Venezuela, tu esperanza vuelve

La crisis en Venezuela provocó colapso económico, migración forzada y violaciones de derechos humanos. La captura de Maduro abre un nuevo escenario incierto

  • Actualizado: 06 de enero de 2026 a las 00:00

Durante la última década, Venezuela ha atravesado una de las crisis más profundas y complejas de América Latina. Bajo las administraciones de Hugo Chávez y, con mayor impacto, de Nicolás Maduro, el país sufrió un colapso económico sin precedentes: el Producto Interno Bruto se redujo en más de un 80% desde 2013, la inflación se volvió crónica y la pobreza alcanzó a la mayoría de la población.

Sin embargo, el deterioro venezolano no fue únicamente económico. Diversos organismos internacionales han denunciado violaciones sistemáticas de derechos humanos, persecución política, limitaciones a la libertad de asociación y detenciones arbitrarias de dirigentes sociales y opositores, configurando un escenario de creciente autoritarismo

La combinación de crisis económica, escasez de alimentos y medicinas, y el colapso de servicios esenciales -electricidad, agua potable y atención médica- obligó a millones de personas a abandonar su país. Según datos de Naciones Unidas, cerca de ocho millones de venezolanos se desplazaron forzadamente, convirtiéndose en migrantes o refugiados en distintas regiones del mundo.

En su trayecto, familias completas recorrieron caminos peligrosos, cruzaron fronteras sin garantías y enfrentaron condiciones extremas. En Centroamérica, miles transitaron por países como Honduras, no por deseo, sino por desesperación: no había empleo ni acceso a alimentos ni posibilidades reales para sus hijos. La migración venezolana no fue una opción; fue una estrategia de supervivencia.

En enero de 2026, un suceso sin precedentes marcó un antes y un después: Nicolás Maduro fue capturado por fuerzas extranjeras y trasladado a Estados Unidos para enfrentar cargos por narcotráfico.

Aunque su salida representa un cambio político relevante, no garantiza por sí sola la recuperación del país. Remover a un líder no resuelve la crisis si no se reconstruyen las instituciones, se asegura justicia efectiva, se promueven elecciones libres y se generan condiciones reales para una vida digna. Sin estas acciones, existe el riesgo de repetir la historia: sustituir a una persona sin transformar las estructuras que llevaron al colapso del Estado.

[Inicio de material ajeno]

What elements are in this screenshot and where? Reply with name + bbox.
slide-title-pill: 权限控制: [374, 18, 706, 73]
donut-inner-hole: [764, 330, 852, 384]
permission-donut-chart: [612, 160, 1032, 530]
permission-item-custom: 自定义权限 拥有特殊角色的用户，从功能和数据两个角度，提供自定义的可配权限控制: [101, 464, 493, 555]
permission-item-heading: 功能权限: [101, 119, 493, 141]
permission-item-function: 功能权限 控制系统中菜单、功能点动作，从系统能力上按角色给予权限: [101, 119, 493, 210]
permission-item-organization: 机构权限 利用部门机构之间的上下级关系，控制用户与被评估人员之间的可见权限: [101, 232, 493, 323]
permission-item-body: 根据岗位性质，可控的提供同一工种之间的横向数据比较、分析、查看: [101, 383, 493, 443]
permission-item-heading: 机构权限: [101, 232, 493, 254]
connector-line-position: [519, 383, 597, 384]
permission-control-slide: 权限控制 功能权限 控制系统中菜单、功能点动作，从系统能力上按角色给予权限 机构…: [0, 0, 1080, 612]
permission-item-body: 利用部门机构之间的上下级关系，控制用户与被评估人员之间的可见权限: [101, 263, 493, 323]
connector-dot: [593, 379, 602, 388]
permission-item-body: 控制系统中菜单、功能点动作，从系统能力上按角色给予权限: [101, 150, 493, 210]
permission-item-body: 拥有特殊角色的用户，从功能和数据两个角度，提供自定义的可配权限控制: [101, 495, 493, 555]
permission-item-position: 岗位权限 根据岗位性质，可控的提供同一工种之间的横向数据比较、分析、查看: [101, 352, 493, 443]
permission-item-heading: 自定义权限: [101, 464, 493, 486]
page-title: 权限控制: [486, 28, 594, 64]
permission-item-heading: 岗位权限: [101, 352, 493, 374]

Estados Unidos tiene una responsabilidad histórica: no sustituir una tiranía por otra forma de control ni priorizar intereses petroleros. Venezuela no necesita intervenciones guiadas por el interés petrolero ni decisiones tomadas desde fuera sin escuchar a su pueblo. América Latina conoce bien los costos de ese modelo. Ayudar de verdad significa respetar la soberanía, fortalecer la democracia. Si el objetivo es la libertad, Venezuela aún puede volver a empezar y reconstruir su país con dignidad.

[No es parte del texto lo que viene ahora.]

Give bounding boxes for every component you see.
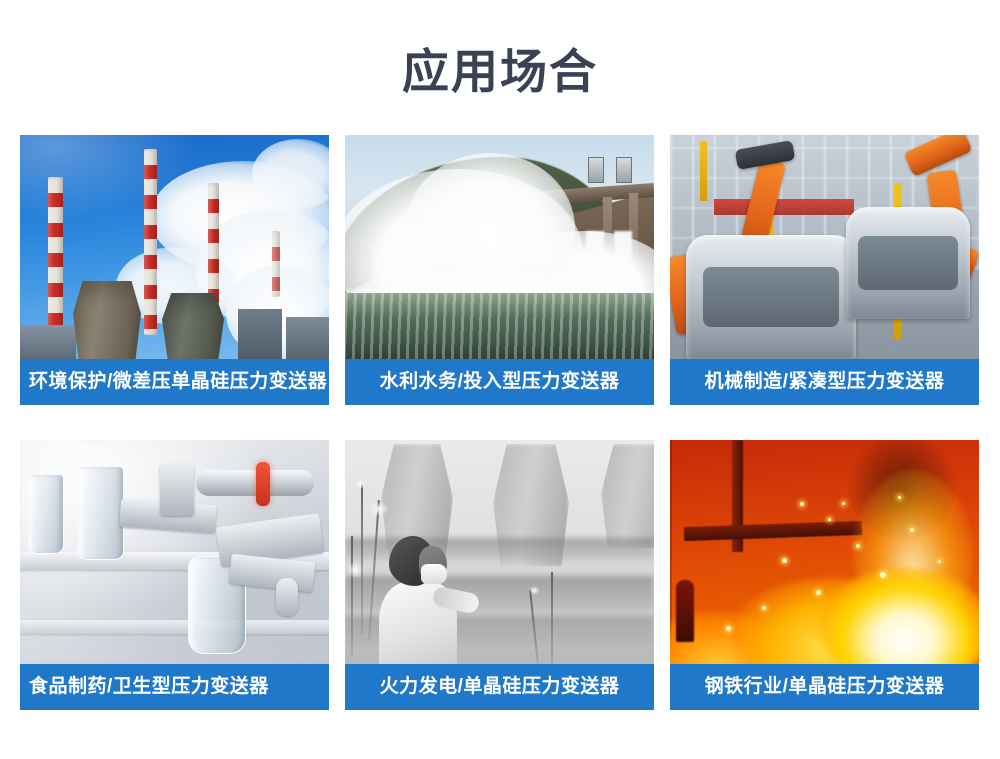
scenario-card-water-conservancy[interactable]: 水利水务/投入型压力变送器 xyxy=(345,135,654,405)
scenario-caption: 水利水务/投入型压力变送器 xyxy=(345,359,654,405)
scenario-card-machinery-manufacturing[interactable]: 机械制造/紧凑型压力变送器 xyxy=(670,135,979,405)
scenario-card-environmental-protection[interactable]: 环境保护/微差压单晶硅压力变送器 xyxy=(20,135,329,405)
scenario-image-steel-furnace xyxy=(670,440,979,664)
application-scenarios-page: 应用场合 环境保护/微差压单晶硅压力变送器 xyxy=(0,0,1000,759)
page-title: 应用场合 xyxy=(0,44,1000,100)
scenario-card-thermal-power[interactable]: 火力发电/单晶硅压力变送器 xyxy=(345,440,654,710)
scenario-caption: 机械制造/紧凑型压力变送器 xyxy=(670,359,979,405)
scenario-grid: 环境保护/微差压单晶硅压力变送器 水利水务/投入型压力变送器 xyxy=(20,135,980,710)
scenario-card-steel-industry[interactable]: 钢铁行业/单晶硅压力变送器 xyxy=(670,440,979,710)
scenario-image-power-plant xyxy=(20,135,329,359)
scenario-image-child-mask xyxy=(345,440,654,664)
scenario-caption: 火力发电/单晶硅压力变送器 xyxy=(345,664,654,710)
scenario-image-robot-assembly xyxy=(670,135,979,359)
scenario-image-pharma-line xyxy=(20,440,329,664)
scenario-caption: 食品制药/卫生型压力变送器 xyxy=(20,664,329,710)
scenario-card-food-pharmaceutical[interactable]: 食品制药/卫生型压力变送器 xyxy=(20,440,329,710)
scenario-caption: 钢铁行业/单晶硅压力变送器 xyxy=(670,664,979,710)
scenario-image-dam xyxy=(345,135,654,359)
scenario-caption: 环境保护/微差压单晶硅压力变送器 xyxy=(20,359,329,405)
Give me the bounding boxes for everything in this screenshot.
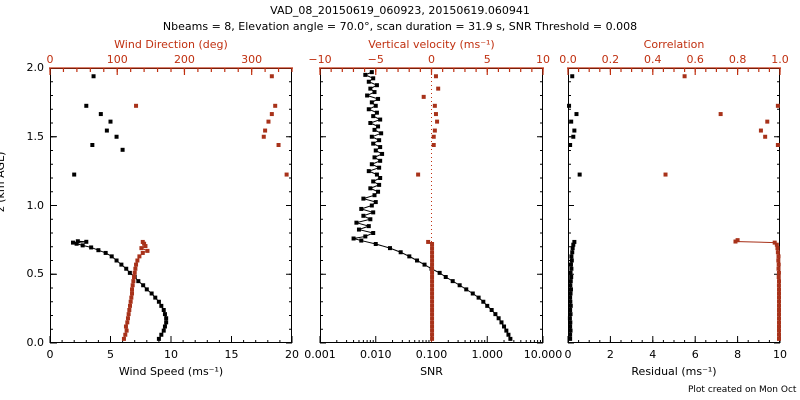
x-tick-label-bottom: 0.001 <box>304 348 336 361</box>
x-tick-label-top: 0.2 <box>602 53 620 66</box>
y-tick-label: 2.0 <box>27 61 45 74</box>
x-tick-label-top: 300 <box>241 53 262 66</box>
plot-subtitle: Nbeams = 8, Elevation angle = 70.0°, sca… <box>163 20 637 33</box>
panel3-xaxis-title: Residual (ms⁻¹) <box>631 365 716 378</box>
vad-plot-figure: VAD_08_20150619_060923, 20150619.060941 … <box>0 0 800 400</box>
x-tick-label-top: 0.0 <box>559 53 577 66</box>
panel-wind <box>50 68 292 343</box>
panel2-xaxis-title: SNR <box>420 365 443 378</box>
x-tick-label-top: 10 <box>536 53 550 66</box>
x-tick-label-bottom: 10 <box>773 348 787 361</box>
x-tick-label-bottom: 10 <box>164 348 178 361</box>
y-axis-label: z (km AGL) <box>0 152 7 212</box>
panel-snr <box>320 68 543 343</box>
x-tick-label-top: −10 <box>308 53 331 66</box>
y-tick-label: 1.0 <box>27 199 45 212</box>
x-tick-label-bottom: 0.010 <box>360 348 392 361</box>
x-tick-label-top: −5 <box>368 53 384 66</box>
x-tick-label-bottom: 0 <box>565 348 572 361</box>
x-tick-label-top: 200 <box>174 53 195 66</box>
y-tick-label: 1.5 <box>27 130 45 143</box>
x-tick-label-bottom: 4 <box>649 348 656 361</box>
x-tick-label-top: 5 <box>484 53 491 66</box>
x-tick-label-bottom: 15 <box>225 348 239 361</box>
x-tick-label-bottom: 1.000 <box>472 348 504 361</box>
x-tick-label-bottom: 10.000 <box>524 348 563 361</box>
x-tick-label-bottom: 0.100 <box>416 348 448 361</box>
x-tick-label-top: 0.6 <box>686 53 704 66</box>
x-tick-label-top: 0 <box>47 53 54 66</box>
y-tick-label: 0.0 <box>27 336 45 349</box>
plot-footer-timestamp: Plot created on Mon Oct 12 20:27:14 2015 <box>688 385 800 395</box>
x-tick-label-bottom: 20 <box>285 348 299 361</box>
panel1-xaxis-top-title: Wind Direction (deg) <box>114 38 228 51</box>
x-tick-label-bottom: 6 <box>692 348 699 361</box>
x-tick-label-bottom: 8 <box>734 348 741 361</box>
plot-title: VAD_08_20150619_060923, 20150619.060941 <box>270 4 530 17</box>
x-tick-label-bottom: 0 <box>47 348 54 361</box>
panel-residual <box>568 68 780 343</box>
y-tick-label: 0.5 <box>27 267 45 280</box>
x-tick-label-top: 1.0 <box>771 53 789 66</box>
x-tick-label-top: 100 <box>107 53 128 66</box>
panel3-xaxis-top-title: Correlation <box>644 38 705 51</box>
x-tick-label-top: 0.8 <box>729 53 747 66</box>
x-tick-label-top: 0.4 <box>644 53 662 66</box>
panel2-xaxis-top-title: Vertical velocity (ms⁻¹) <box>368 38 494 51</box>
x-tick-label-bottom: 5 <box>107 348 114 361</box>
x-tick-label-top: 0 <box>428 53 435 66</box>
panel1-xaxis-title: Wind Speed (ms⁻¹) <box>119 365 223 378</box>
x-tick-label-bottom: 2 <box>607 348 614 361</box>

Te abrazo, hermana y hermano venezolano.

A ti que llegaste con los pies cansados, con tus hijos enfermos, con miedo y hambre; a ti que buscaste un plato de comida, un baño, un techo donde sentirse seguro.

Que la vida te devuelva la paz, que Dios envuelva tu corazón, sane tus heridas y transforme en luz los recuerdos que nunca debieron existir.